Saint Maximilian’s Vision
The life of Saint Maximilian was greatly influenced by a vision of the Blessed Mother that he had as a child. Saint Maximilian described his vision saying,
"That night, I asked the Mother of God what was to become of me. Then she came to me holding two crowns, one white, the other red. She asked me if I was willing to accept either of these crowns. The white one meant that I should persevere in purity and the red that I should become a martyr. I said that I would accept them both.”

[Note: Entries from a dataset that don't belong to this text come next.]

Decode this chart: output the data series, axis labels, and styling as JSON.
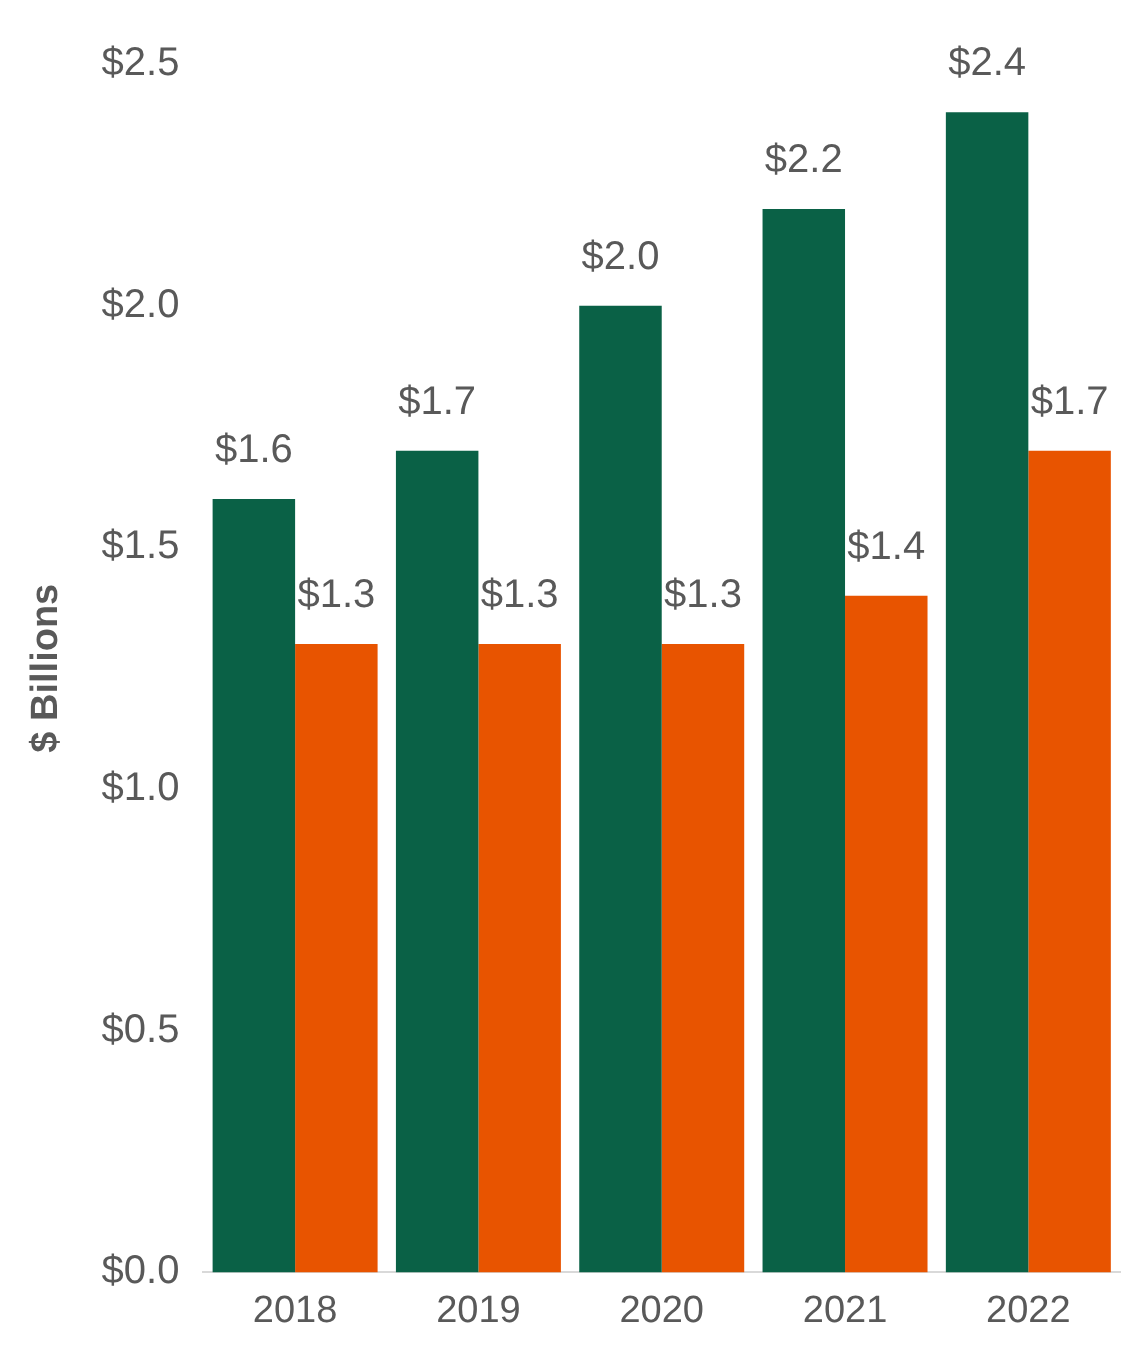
{
  "chart_data": {
    "type": "bar",
    "ylabel": "$ Billions",
    "categories": [
      "2018",
      "2019",
      "2020",
      "2021",
      "2022"
    ],
    "series": [
      {
        "color": "#0a6146",
        "values": [
          1.6,
          1.7,
          2.0,
          2.2,
          2.4
        ],
        "value_labels": [
          "$1.6",
          "$1.7",
          "$2.0",
          "$2.2",
          "$2.4"
        ]
      },
      {
        "color": "#e85400",
        "values": [
          1.3,
          1.3,
          1.3,
          1.4,
          1.7
        ],
        "value_labels": [
          "$1.3",
          "$1.3",
          "$1.3",
          "$1.4",
          "$1.7"
        ]
      }
    ],
    "ylim": [
      0,
      2.5
    ],
    "yticks": [
      {
        "value": 0,
        "label": "$0.0"
      },
      {
        "value": 0.5,
        "label": "$0.5"
      },
      {
        "value": 1,
        "label": "$1.0"
      },
      {
        "value": 1.5,
        "label": "$1.5"
      },
      {
        "value": 2,
        "label": "$2.0"
      },
      {
        "value": 2.5,
        "label": "$2.5"
      }
    ],
    "grid": false,
    "legend": false
  }
}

Saint Maximilian Joins the Seminary
Saint Maximilian Kolbe joined the Conventual Franciscans as a novitiate in 1907. He made his final vows in 1914, taking the name Maximilian Maria because of his dedication to the Blessed Virgin Mary. He was ordained a priest in 1918 and returned to Poland the following year.
Saint Maximilian Went to Japan
Saint Maximilian went on many missions to Japan between 1939 and 1936. He founded a monastery near Nagasaki, a Japanese newspaper, and a seminary. His monastery survived the atomic bombing of Nagasaki because it was built on the other side of a mountain.
Saint Maximilian and Auschwitz
During WWII, Saint Maximilian sheltered refugees from Poland, including over two thousand Jews. He hid the Jews from the Nazis in a friary in Niepokalanow.
Saint Maximilian Kolbe was arrested by the Germans on February 17, 1941. He was imprisoned in Auschwitz in May of the same year. He volunteered to take the place of a terrified man who was to be starved to death along with nine other men. Saint Maximilian led the starving men in prayer and song for three weeks of starvation and dehydration. He was eventually injected with carbolic acid to induce death.
Saint Maximilian was canonized by Pope John Paul II on October 10, 1982.